The controversial ‘Green Dam – Youth Escort’ firewall that the Chinese government was supposed to roll out on Wednesday has been postponed indefinitely, in what many are calling a victory for the freedom of the Internet and a show of the limits of China’s totalitarian powers.
The firewall software was to be made a mandatory pre-requisite for new computers sold in the country, as the government claimed it would help stamp out pornography and other vile elements on the Web.

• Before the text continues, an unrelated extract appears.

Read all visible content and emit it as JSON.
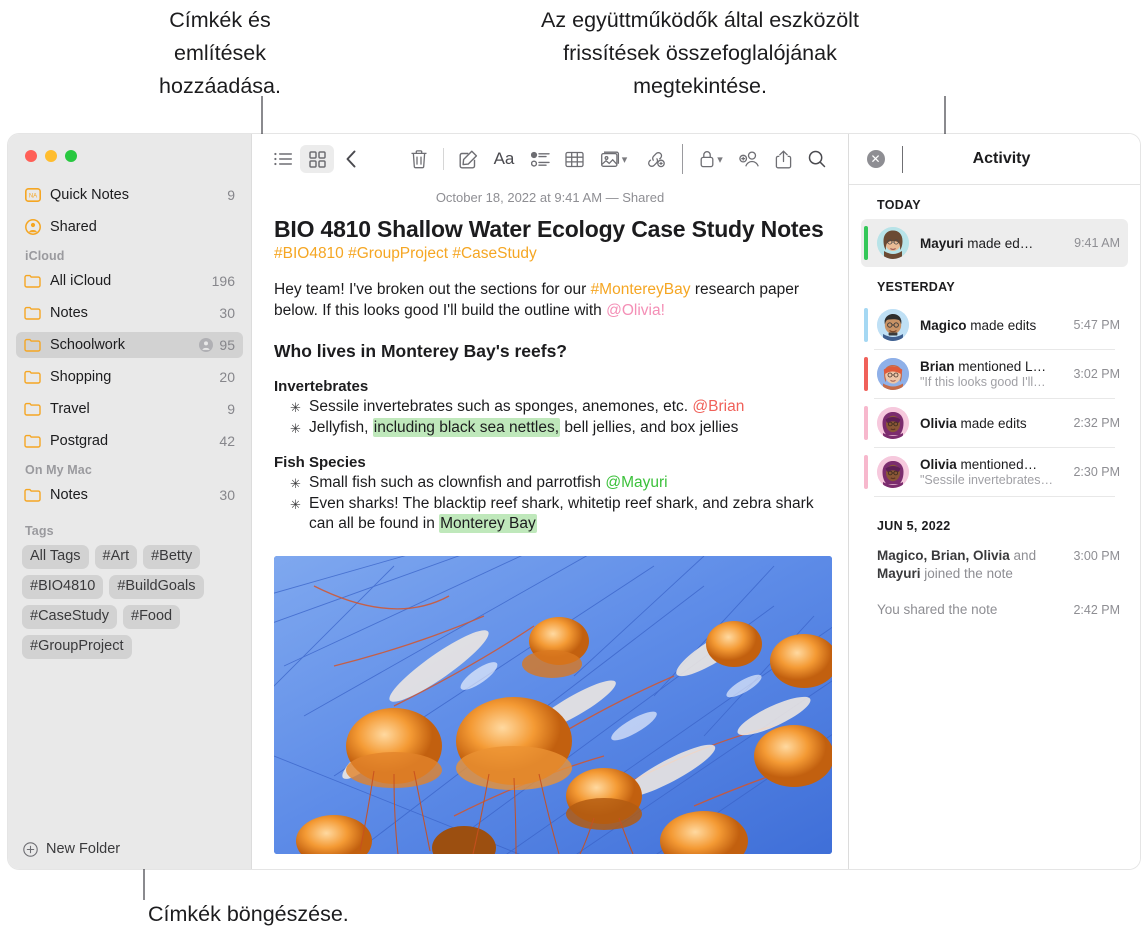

The move, though, was widely criticised by industry groups and Washington officials as rash, politically intrusive, technically ineffective and commercially unfair, Reuters reported.
Officials have said that the reason for the delay was because some computer makers needed more time to include the software.
Meanwhile, activists celebrated after state-owned news agency Xinhua reported the withholding of the firewall.
“This shows that social pressure can’t be ignored,” said Zhou Zhe, a Beijing lawyer who challenged the legality of the plan. “They tried to control public opinion to back the plan by creating a fuss about pornography, but that failed, and they will have learnt to be more careful next time.”
But the English-language China Daily, citing an unidentified ministry official, said the plan would eventually come to pass.
“The government will definitely carry on the directive on Green Dam. It’s just a matter of time,” the official was quoted as saying.